Seismic shift in dietary fats?

vegetable oils are our main source of omega-6 fats

The paradigm underlying our notions about dietary fats and disease may be shifting.  A recent review in the British Journal of Nutrition registers about a 4 on my nutritional Richter scale.  Conventional thinking goes this way: unsaturated fats = good; saturated fats = bad; trans fats = evil.  This thinking is based on the fact that saturated fat intake is related to higher LDL (bad) cholesterol, while higher unsaturated fat intake is related to lower levels.  Since higher LDL cholesterol is associated with higher risk for heart disease, it made sense to tell people to swap saturated fats (animal fats, hydrogenated fats) for unsaturated fats (vegetable oil products, like margarine).   The catch is that unsaturated fats come in several different shapes and sizes.  Omega-6 fats are the most common in vegetable oils, while omega-3 fats are less common, and not present in many common vegetable oils.  Over the past decades, our diets have become increasingly heavy in omega-6 fats, because lots of foods are prepared with vegetable oils or margarine.  Why?  They’re cheap and they keep well.

A group of researchers reviewed past studies on fat intake and heart disease, comparing studies that increased just omega-6 fats to studies that increased both omega-6 and omega-3 fats.  Conventional wisdom would say that either diet would result in reduced risk for heart disease.  That turns out to be wrong.  The diets that increased both omega-6 and omega-3 fats reduced risk, while the omega-6 only diet increased risk.  Heart attacks and death from coronary heart disease (CHD) were higher in the groups that just increased omega-6 fat intake.  The authors concluded that:

Advice to specifically increase (omega-6 fat) intake … is unlikely to provide the intended benefits, and may actually increase the risks of CHD and death.

Not only does this study reinforce the importance of omega-3 fats, but it questions the idea that any old unsaturated fat is healthy.   Omega-6 fats are linked to increased oxidation of LDL (bad) and increased inflammatory metabolites (bad for everything, including heart disease).  Omega-6 intake is also related to increased risk for cancer in animal models.

Meanwhile the American Heart Association published an advisory in 2009 stating flatly that omega-6 fats were healthy and everyone should be eating more of them, substituting vegetable-oil based products for higher saturated fat animal products, such as margarine for butter.  The British Journal of Nutrition review criticized this advisory statement for dismissing the issue of inflammation, and for basing their conclusions on studies that had design flaws.  The title of the BJN review questioned whether the AHA was using “biased evidence” to promote the consumption of high omega-6 vegetable oil products.

What these reviews do not say is that saturated fat is OK after all.  This argument is about official promotion of certain types of food products, allegedly for the health benefits.  So what should you do?   Dr.

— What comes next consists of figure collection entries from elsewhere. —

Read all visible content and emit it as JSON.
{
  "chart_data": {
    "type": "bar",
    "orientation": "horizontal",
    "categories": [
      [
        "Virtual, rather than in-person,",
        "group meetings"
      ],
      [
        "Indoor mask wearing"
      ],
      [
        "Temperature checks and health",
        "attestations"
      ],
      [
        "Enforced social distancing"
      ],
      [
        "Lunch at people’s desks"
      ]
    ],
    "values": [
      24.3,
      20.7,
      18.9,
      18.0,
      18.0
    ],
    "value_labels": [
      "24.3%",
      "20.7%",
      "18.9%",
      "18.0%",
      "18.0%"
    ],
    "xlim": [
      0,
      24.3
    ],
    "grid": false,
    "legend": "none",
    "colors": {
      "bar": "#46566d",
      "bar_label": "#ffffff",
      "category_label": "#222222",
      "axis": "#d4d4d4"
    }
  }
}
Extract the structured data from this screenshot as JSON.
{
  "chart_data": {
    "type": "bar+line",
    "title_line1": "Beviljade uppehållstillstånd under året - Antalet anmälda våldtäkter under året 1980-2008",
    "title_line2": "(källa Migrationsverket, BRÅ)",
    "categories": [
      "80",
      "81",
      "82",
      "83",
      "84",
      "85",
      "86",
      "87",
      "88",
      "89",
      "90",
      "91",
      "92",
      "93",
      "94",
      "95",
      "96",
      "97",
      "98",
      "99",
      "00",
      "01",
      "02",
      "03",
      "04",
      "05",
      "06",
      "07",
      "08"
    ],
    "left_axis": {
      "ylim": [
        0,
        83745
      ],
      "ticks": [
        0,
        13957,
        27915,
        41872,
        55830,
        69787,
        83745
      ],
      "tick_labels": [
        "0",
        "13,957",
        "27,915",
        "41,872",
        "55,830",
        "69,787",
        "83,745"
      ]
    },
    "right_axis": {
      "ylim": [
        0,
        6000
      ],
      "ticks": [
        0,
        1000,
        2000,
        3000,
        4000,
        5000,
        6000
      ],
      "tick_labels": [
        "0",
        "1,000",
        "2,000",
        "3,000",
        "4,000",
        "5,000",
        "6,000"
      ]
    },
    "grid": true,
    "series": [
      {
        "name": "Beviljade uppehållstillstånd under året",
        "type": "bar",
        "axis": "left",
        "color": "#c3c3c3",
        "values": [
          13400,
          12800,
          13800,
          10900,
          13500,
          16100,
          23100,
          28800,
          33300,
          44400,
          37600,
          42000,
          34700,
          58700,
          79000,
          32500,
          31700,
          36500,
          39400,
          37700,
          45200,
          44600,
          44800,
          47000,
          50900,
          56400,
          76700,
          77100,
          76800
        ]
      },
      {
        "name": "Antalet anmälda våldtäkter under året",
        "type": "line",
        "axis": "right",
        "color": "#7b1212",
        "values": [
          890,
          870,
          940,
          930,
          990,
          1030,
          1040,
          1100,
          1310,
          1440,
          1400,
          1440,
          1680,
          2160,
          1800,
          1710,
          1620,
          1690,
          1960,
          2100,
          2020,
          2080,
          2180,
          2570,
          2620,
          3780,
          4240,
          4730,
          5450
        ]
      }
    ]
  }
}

William Harris, a well known omega-3 expert, who contributed to AHA policy, believes the key to unsaturated fat benefits is to have an adequate intake of omega-3 fats, along with higher general intake of unsaturated fats vs. saturated fats.  The BJN results would seem to agree with that advice.  One thing that’s certain: this controversy is not over.  Hopefully more good research on dietary fats and health will provide answers.  The nutritional Richter scale may yet register a 6 or 7, if thinking about dietary fats shifts dramatically.

For another opinion: Evelyn Tribole MS RD, expresses her thoughts about the BJN vs. AHA fat recommendations.

The highest omega-3 vegetable oils are:

  • Flax (57%)
  • Canola oil (11%)
  • Soy (8%)

Other vegetable fats are 1% or less omega-3.

Olive oil is the lowest in omega-6 fats (linoleic acid) at 9%.  Only lard, coconut oil and butter are lower, but they’re high saturated fat.